- Elongin C is a small adaptor protein that functions as a core component of several multiprotein complexes involved in transcriptional regulation and protein ubiquitination.
- It is encoded by the ELOC gene and belongs to the Skp1 family of adaptor proteins, which are structurally designed to connect substrate-binding proteins with scaffold proteins in ubiquitin ligase assemblies.
- Elongin C is best known for forming a stable heterodimer with elongin B, a ubiquitin-like protein, and together they act as a structural platform for binding elongin A or other substrate recognition proteins. This arrangement allows elongin C to serve as a molecular bridge, linking regulatory subunits to functional enzymatic machinery in different biological pathways.
- One of the primary roles of elongin C is within the Elongin complex, consisting of elongin A, B, and C. In this complex, elongin A acts as the catalytic subunit that enhances RNA polymerase II transcription elongation, while elongins B and C form a dimer that stabilizes elongin A and ensures the integrity of the complex. By preventing RNA polymerase II pausing, the Elongin complex facilitates efficient gene transcription, particularly in genes that require rapid and continuous expression. Elongin C’s role as an adaptor ensures that elongin A is properly anchored and regulated, making it essential for transcriptional productivity.

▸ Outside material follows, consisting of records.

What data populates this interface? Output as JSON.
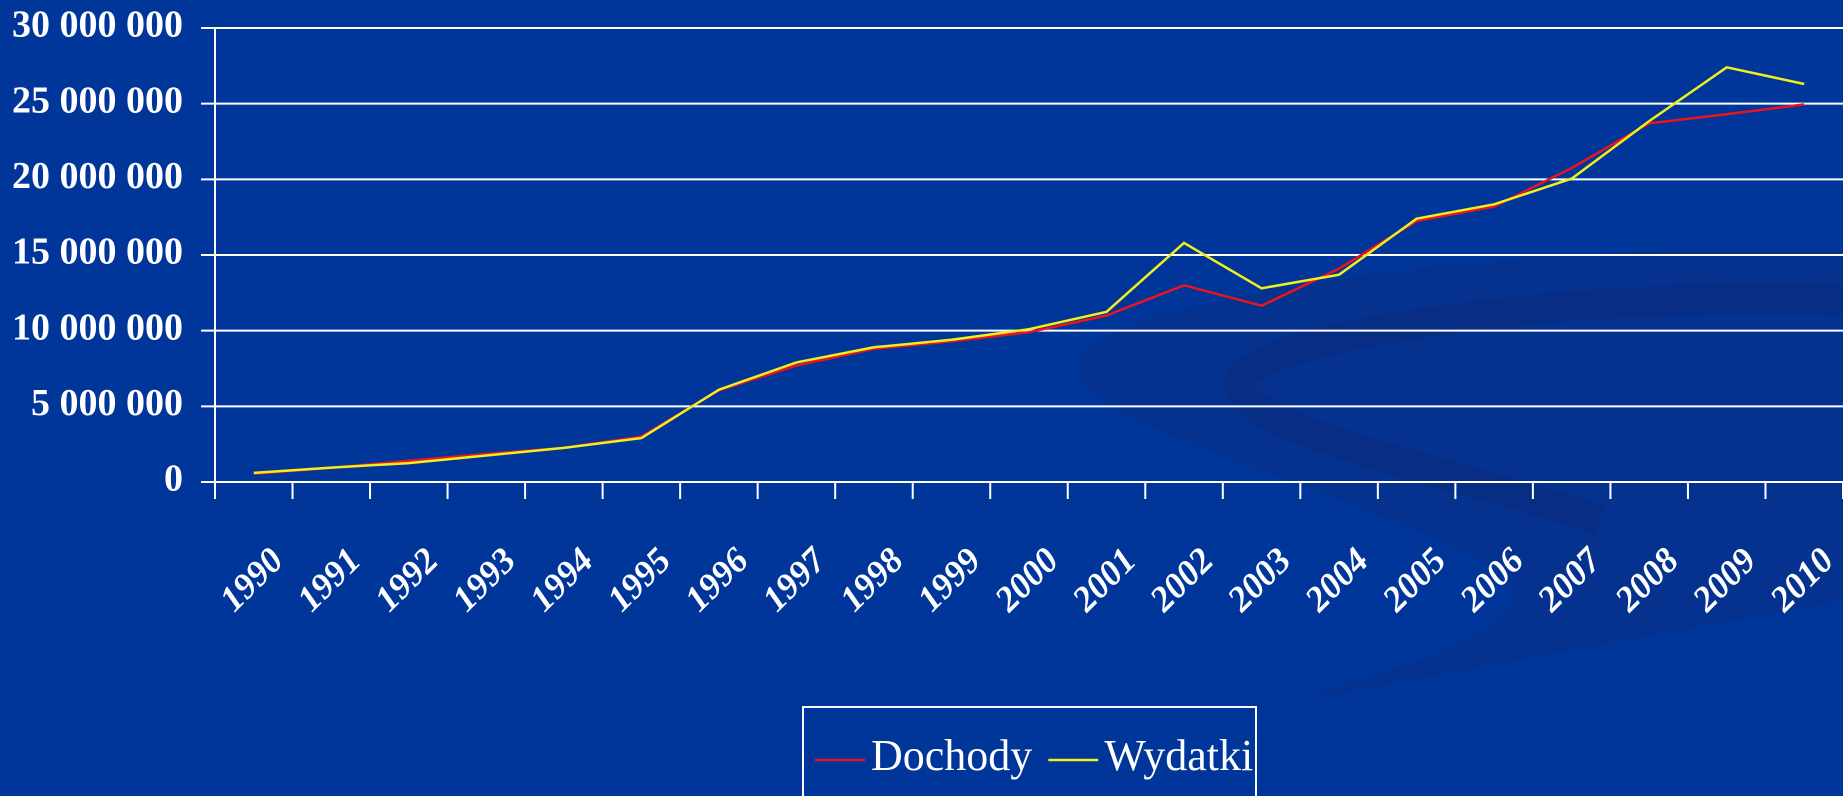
{
  "chart_data": {
    "type": "line",
    "categories": [
      "1990",
      "1991",
      "1992",
      "1993",
      "1994",
      "1995",
      "1996",
      "1997",
      "1998",
      "1999",
      "2000",
      "2001",
      "2002",
      "2003",
      "2004",
      "2005",
      "2006",
      "2007",
      "2008",
      "2009",
      "2010"
    ],
    "series": [
      {
        "name": "Dochody",
        "color": "#e8141e",
        "values": [
          550000,
          930000,
          1400000,
          1860000,
          2250000,
          3000000,
          6060000,
          7700000,
          8800000,
          9300000,
          9900000,
          11000000,
          13000000,
          11650000,
          14100000,
          17250000,
          18200000,
          20750000,
          23700000,
          24300000,
          24950000
        ]
      },
      {
        "name": "Wydatki",
        "color": "#f0f01e",
        "values": [
          600000,
          950000,
          1250000,
          1750000,
          2250000,
          2900000,
          6100000,
          7900000,
          8900000,
          9400000,
          10100000,
          11250000,
          15800000,
          12800000,
          13700000,
          17400000,
          18350000,
          20050000,
          23850000,
          27400000,
          26300000
        ]
      }
    ],
    "ylim": [
      0,
      30000000
    ],
    "yticks": [
      {
        "value": 0,
        "label": "0"
      },
      {
        "value": 5000000,
        "label": "5 000 000"
      },
      {
        "value": 10000000,
        "label": "10 000 000"
      },
      {
        "value": 15000000,
        "label": "15 000 000"
      },
      {
        "value": 20000000,
        "label": "20 000 000"
      },
      {
        "value": 25000000,
        "label": "25 000 000"
      },
      {
        "value": 30000000,
        "label": "30 000 000"
      }
    ],
    "grid": true
  }
}
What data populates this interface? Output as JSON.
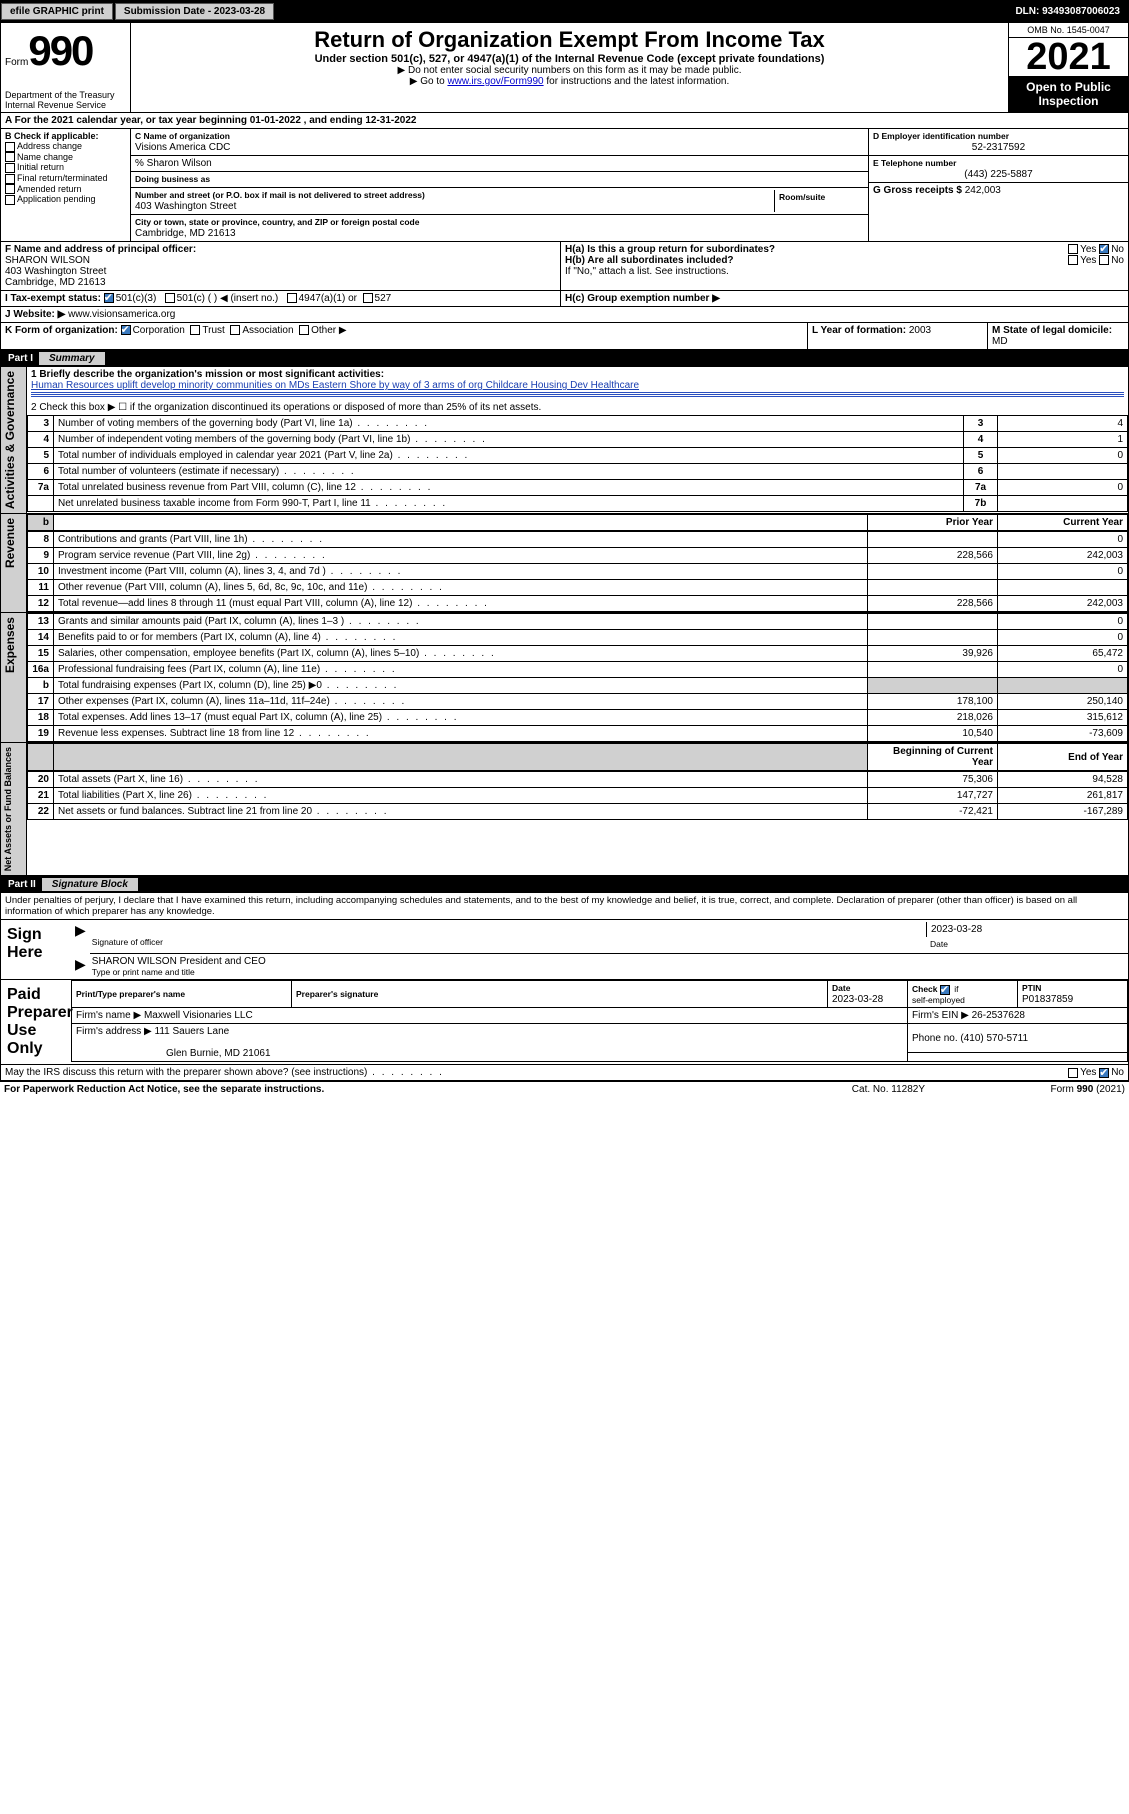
{
  "topbar": {
    "efile": "efile GRAPHIC print",
    "submission_label": "Submission Date - ",
    "submission_date": "2023-03-28",
    "dln_label": "DLN: ",
    "dln": "93493087006023"
  },
  "header": {
    "form_word": "Form",
    "form_number": "990",
    "dept1": "Department of the Treasury",
    "dept2": "Internal Revenue Service",
    "title": "Return of Organization Exempt From Income Tax",
    "subtitle": "Under section 501(c), 527, or 4947(a)(1) of the Internal Revenue Code (except private foundations)",
    "note1": "▶ Do not enter social security numbers on this form as it may be made public.",
    "note2a": "▶ Go to ",
    "note2link": "www.irs.gov/Form990",
    "note2b": " for instructions and the latest information.",
    "omb": "OMB No. 1545-0047",
    "year": "2021",
    "open": "Open to Public Inspection"
  },
  "period": {
    "a_label": "A For the 2021 calendar year, or tax year beginning ",
    "begin": "01-01-2022",
    "mid": " , and ending ",
    "end": "12-31-2022"
  },
  "checkB": {
    "label": "B Check if applicable:",
    "items": [
      "Address change",
      "Name change",
      "Initial return",
      "Final return/terminated",
      "Amended return",
      "Application pending"
    ]
  },
  "blockC": {
    "label": "C Name of organization",
    "org": "Visions America CDC",
    "care_label": "% Sharon Wilson",
    "dba_label": "Doing business as",
    "addr_label": "Number and street (or P.O. box if mail is not delivered to street address)",
    "room_label": "Room/suite",
    "street": "403 Washington Street",
    "city_label": "City or town, state or province, country, and ZIP or foreign postal code",
    "city": "Cambridge, MD  21613"
  },
  "blockD": {
    "label": "D Employer identification number",
    "ein": "52-2317592"
  },
  "blockE": {
    "label": "E Telephone number",
    "phone": "(443) 225-5887"
  },
  "blockG": {
    "label": "G Gross receipts $ ",
    "amount": "242,003"
  },
  "blockF": {
    "label": "F Name and address of principal officer:",
    "name": "SHARON WILSON",
    "street": "403 Washington Street",
    "city": "Cambridge, MD  21613"
  },
  "blockH": {
    "ha": "H(a)  Is this a group return for subordinates?",
    "hb": "H(b)  Are all subordinates included?",
    "hnote": "If \"No,\" attach a list. See instructions.",
    "hc": "H(c)  Group exemption number ▶",
    "yes": "Yes",
    "no": "No"
  },
  "taxexempt": {
    "label": "I    Tax-exempt status:",
    "c3": "501(c)(3)",
    "cx": "501(c) (   ) ◀ (insert no.)",
    "a1": "4947(a)(1) or",
    "s527": "527"
  },
  "website": {
    "label": "J   Website: ▶ ",
    "url": "www.visionsamerica.org"
  },
  "formorg": {
    "label": "K Form of organization:",
    "corp": "Corporation",
    "trust": "Trust",
    "assoc": "Association",
    "other": "Other ▶"
  },
  "L": {
    "label": "L Year of formation: ",
    "year": "2003"
  },
  "M": {
    "label": "M State of legal domicile:",
    "state": "MD"
  },
  "part1": {
    "tag": "Part I",
    "title": "Summary"
  },
  "summary": {
    "line1_label": "1   Briefly describe the organization's mission or most significant activities:",
    "line1_text": "Human Resources uplift develop minority communities on MDs Eastern Shore by way of 3 arms of org Childcare Housing Dev Healthcare",
    "line2": "2   Check this box ▶ ☐  if the organization discontinued its operations or disposed of more than 25% of its net assets.",
    "group_label": "Activities & Governance",
    "rev_label": "Revenue",
    "exp_label": "Expenses",
    "net_label": "Net Assets or Fund Balances",
    "prior": "Prior Year",
    "current": "Current Year",
    "boy": "Beginning of Current Year",
    "eoy": "End of Year",
    "lines_gov": [
      {
        "n": "3",
        "t": "Number of voting members of the governing body (Part VI, line 1a)",
        "k": "3",
        "v": "4"
      },
      {
        "n": "4",
        "t": "Number of independent voting members of the governing body (Part VI, line 1b)",
        "k": "4",
        "v": "1"
      },
      {
        "n": "5",
        "t": "Total number of individuals employed in calendar year 2021 (Part V, line 2a)",
        "k": "5",
        "v": "0"
      },
      {
        "n": "6",
        "t": "Total number of volunteers (estimate if necessary)",
        "k": "6",
        "v": ""
      },
      {
        "n": "7a",
        "t": "Total unrelated business revenue from Part VIII, column (C), line 12",
        "k": "7a",
        "v": "0"
      },
      {
        "n": "",
        "t": "Net unrelated business taxable income from Form 990-T, Part I, line 11",
        "k": "7b",
        "v": ""
      }
    ],
    "lines_rev": [
      {
        "n": "8",
        "t": "Contributions and grants (Part VIII, line 1h)",
        "p": "",
        "c": "0"
      },
      {
        "n": "9",
        "t": "Program service revenue (Part VIII, line 2g)",
        "p": "228,566",
        "c": "242,003"
      },
      {
        "n": "10",
        "t": "Investment income (Part VIII, column (A), lines 3, 4, and 7d )",
        "p": "",
        "c": "0"
      },
      {
        "n": "11",
        "t": "Other revenue (Part VIII, column (A), lines 5, 6d, 8c, 9c, 10c, and 11e)",
        "p": "",
        "c": ""
      },
      {
        "n": "12",
        "t": "Total revenue—add lines 8 through 11 (must equal Part VIII, column (A), line 12)",
        "p": "228,566",
        "c": "242,003"
      }
    ],
    "lines_exp": [
      {
        "n": "13",
        "t": "Grants and similar amounts paid (Part IX, column (A), lines 1–3 )",
        "p": "",
        "c": "0"
      },
      {
        "n": "14",
        "t": "Benefits paid to or for members (Part IX, column (A), line 4)",
        "p": "",
        "c": "0"
      },
      {
        "n": "15",
        "t": "Salaries, other compensation, employee benefits (Part IX, column (A), lines 5–10)",
        "p": "39,926",
        "c": "65,472"
      },
      {
        "n": "16a",
        "t": "Professional fundraising fees (Part IX, column (A), line 11e)",
        "p": "",
        "c": "0"
      },
      {
        "n": "b",
        "t": "Total fundraising expenses (Part IX, column (D), line 25) ▶0",
        "p": "",
        "c": "",
        "shade": true
      },
      {
        "n": "17",
        "t": "Other expenses (Part IX, column (A), lines 11a–11d, 11f–24e)",
        "p": "178,100",
        "c": "250,140"
      },
      {
        "n": "18",
        "t": "Total expenses. Add lines 13–17 (must equal Part IX, column (A), line 25)",
        "p": "218,026",
        "c": "315,612"
      },
      {
        "n": "19",
        "t": "Revenue less expenses. Subtract line 18 from line 12",
        "p": "10,540",
        "c": "-73,609"
      }
    ],
    "lines_net": [
      {
        "n": "20",
        "t": "Total assets (Part X, line 16)",
        "p": "75,306",
        "c": "94,528"
      },
      {
        "n": "21",
        "t": "Total liabilities (Part X, line 26)",
        "p": "147,727",
        "c": "261,817"
      },
      {
        "n": "22",
        "t": "Net assets or fund balances. Subtract line 21 from line 20",
        "p": "-72,421",
        "c": "-167,289"
      }
    ]
  },
  "part2": {
    "tag": "Part II",
    "title": "Signature Block"
  },
  "sig": {
    "decl": "Under penalties of perjury, I declare that I have examined this return, including accompanying schedules and statements, and to the best of my knowledge and belief, it is true, correct, and complete. Declaration of preparer (other than officer) is based on all information of which preparer has any knowledge.",
    "sign_here": "Sign Here",
    "sig_officer": "Signature of officer",
    "date": "Date",
    "sig_date": "2023-03-28",
    "name_title": "SHARON WILSON  President and CEO",
    "type_label": "Type or print name and title",
    "paid": "Paid Preparer Use Only",
    "prep_name_label": "Print/Type preparer's name",
    "prep_sig_label": "Preparer's signature",
    "prep_date_label": "Date",
    "prep_date": "2023-03-28",
    "check_label": "Check ☑ if self-employed",
    "ptin_label": "PTIN",
    "ptin": "P01837859",
    "firm_name_label": "Firm's name    ▶ ",
    "firm_name": "Maxwell Visionaries LLC",
    "firm_ein_label": "Firm's EIN ▶ ",
    "firm_ein": "26-2537628",
    "firm_addr_label": "Firm's address ▶ ",
    "firm_addr1": "111 Sauers Lane",
    "firm_addr2": "Glen Burnie, MD  21061",
    "firm_phone_label": "Phone no. ",
    "firm_phone": "(410) 570-5711",
    "discuss": "May the IRS discuss this return with the preparer shown above? (see instructions)"
  },
  "footer": {
    "left": "For Paperwork Reduction Act Notice, see the separate instructions.",
    "mid": "Cat. No. 11282Y",
    "right": "Form 990 (2021)"
  }
}
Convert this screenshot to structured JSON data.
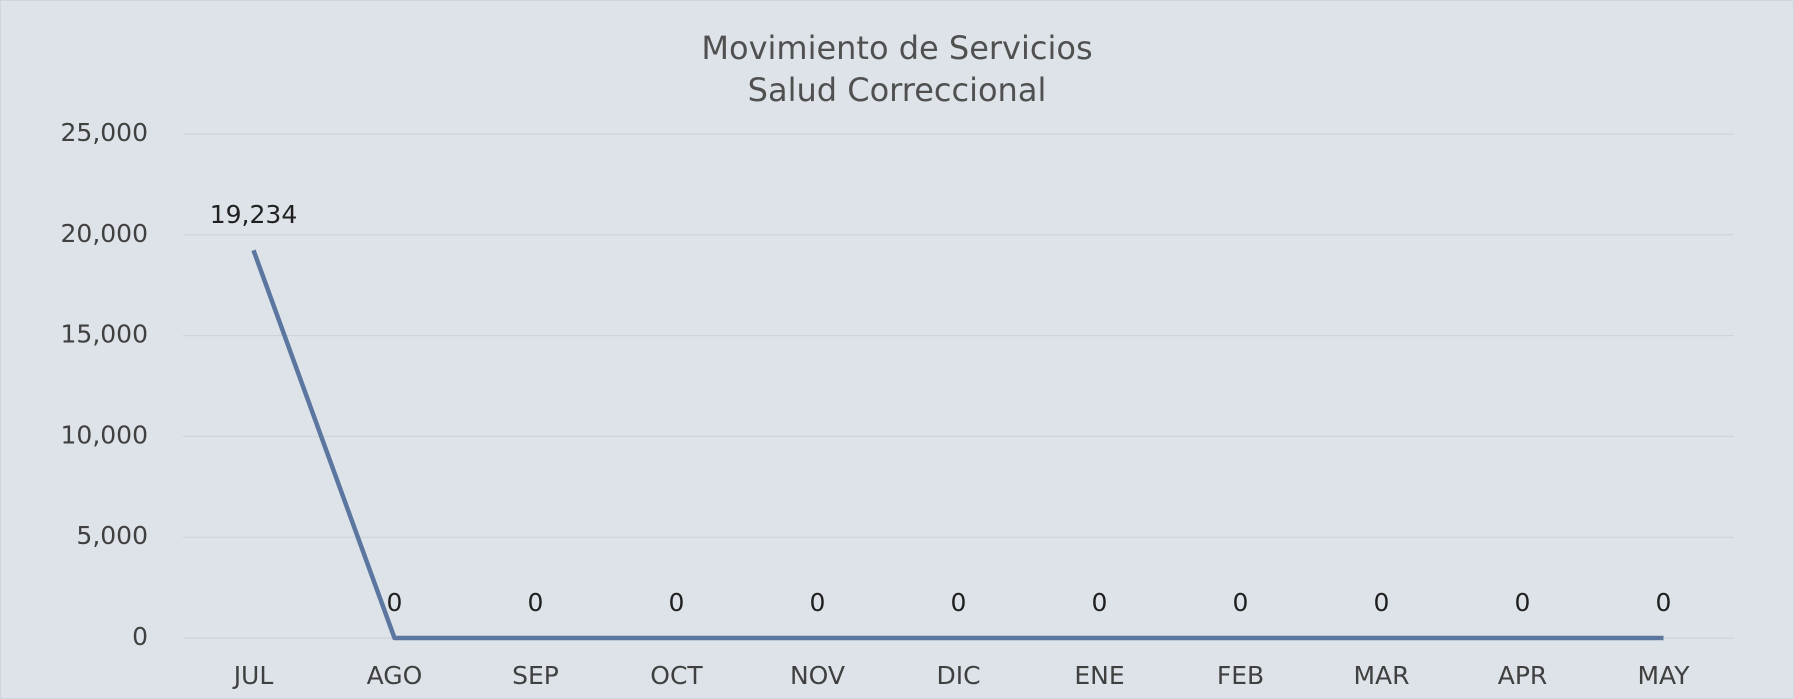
{
  "chart_data": {
    "type": "line",
    "title": "Movimiento de Servicios",
    "subtitle": "Salud Correccional",
    "categories": [
      "JUL",
      "AGO",
      "SEP",
      "OCT",
      "NOV",
      "DIC",
      "ENE",
      "FEB",
      "MAR",
      "APR",
      "MAY"
    ],
    "values": [
      19234,
      0,
      0,
      0,
      0,
      0,
      0,
      0,
      0,
      0,
      0
    ],
    "value_labels": [
      "19,234",
      "0",
      "0",
      "0",
      "0",
      "0",
      "0",
      "0",
      "0",
      "0",
      "0"
    ],
    "color": "#5b77a0",
    "ylim": [
      0,
      25000
    ],
    "yticks": [
      0,
      {
        "value": 5000,
        "label": "5,000"
      },
      {
        "value": 10000,
        "label": "10,000"
      },
      {
        "value": 15000,
        "label": "15,000"
      },
      {
        "value": 20000,
        "label": "20,000"
      },
      {
        "value": 25000,
        "label": "25,000"
      }
    ],
    "grid": true
  }
}
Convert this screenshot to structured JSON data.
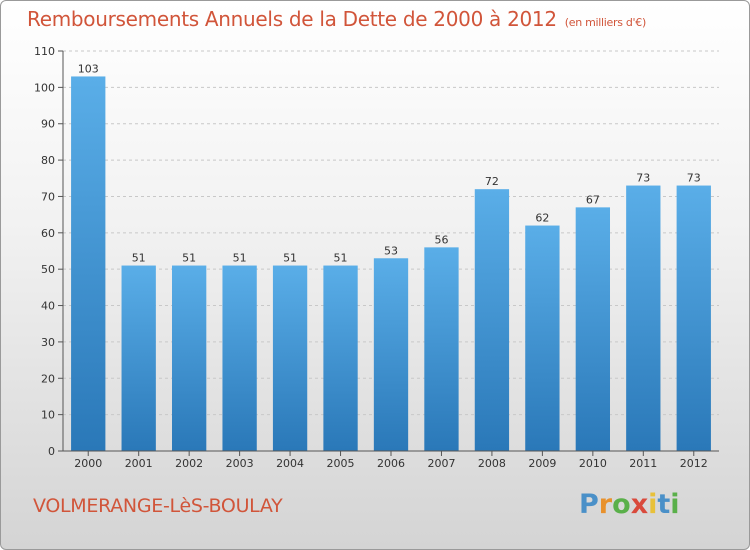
{
  "chart_data": {
    "type": "bar",
    "title": "Remboursements Annuels de la Dette de 2000 à 2012",
    "unit_note": "(en milliers d'€)",
    "categories": [
      "2000",
      "2001",
      "2002",
      "2003",
      "2004",
      "2005",
      "2006",
      "2007",
      "2008",
      "2009",
      "2010",
      "2011",
      "2012"
    ],
    "values": [
      103,
      51,
      51,
      51,
      51,
      51,
      53,
      56,
      72,
      62,
      67,
      73,
      73
    ],
    "ylim": [
      0,
      110
    ],
    "yticks": [
      0,
      10,
      20,
      30,
      40,
      50,
      60,
      70,
      80,
      90,
      100,
      110
    ],
    "grid": true,
    "bar_color_top": "#5aaee8",
    "bar_color_bottom": "#2a78b8"
  },
  "footer": {
    "commune": "VOLMERANGE-LèS-BOULAY",
    "logo_letters": [
      "P",
      "r",
      "o",
      "x",
      "i",
      "t",
      "i"
    ],
    "logo_colors": [
      "#4a90c8",
      "#e8912c",
      "#5ab04a",
      "#d94a3c",
      "#e8c13a",
      "#4a90c8",
      "#5ab04a"
    ]
  },
  "colors": {
    "title": "#d1553a",
    "grid": "#c8c8c8",
    "axis": "#555555"
  }
}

- Beyond transcription, elongin C plays a central role in protein ubiquitination as part of the von Hippel–Lindau (VHL) E3 ubiquitin ligase complex. In this setting, elongin C, in partnership with elongin B, binds to the VHL tumor suppressor protein and connects it to the Cullin-2 scaffold. Together with Rbx1, this forms the VBC-CUL2-Rbx1 ligase complex, which ubiquitinates hypoxia-inducible factor alpha (HIF-α) under normoxic conditions, targeting it for proteasomal degradation. Through this function, elongin C contributes to the cellular oxygen-sensing pathway, regulating angiogenesis, erythropoiesis, and metabolism. Importantly, disruption of this pathway—often due to mutations in VHL—leads to inappropriate stabilization of HIF-α and is a hallmark of clear cell renal cell carcinoma and other VHL-associated tumors. Although elongin C itself is rarely mutated, its role is indispensable for the stability and activity of this tumor-suppressive complex.
- Structurally, elongin C resembles Skp1 in its ability to interact with both substrate-recognition proteins and Cullin family scaffolds. This allows elongin C to function as a flexible adaptor, making it a shared component across different protein complexes. Its capacity to stabilize and bridge interactions explains its dual roles in transcriptional regulation and protein ubiquitination, processes that together ensure proper control of gene expression and protein homeostasis.
- From a biomedical standpoint, elongin C is significant due to its role in the VHL tumor suppressor pathway. While it does not act as a tumor suppressor itself, its function is critical for enabling VHL to regulate HIF-α degradation. Consequently, any disruption in elongin C expression or function would impair oxygen homeostasis and potentially contribute to disease. Beyond cancer, its function in transcription elongation may also influence stress responses, developmental gene expression, and cellular adaptation, although these roles are less well studied compared to its involvement in the ubiquitin ligase complex.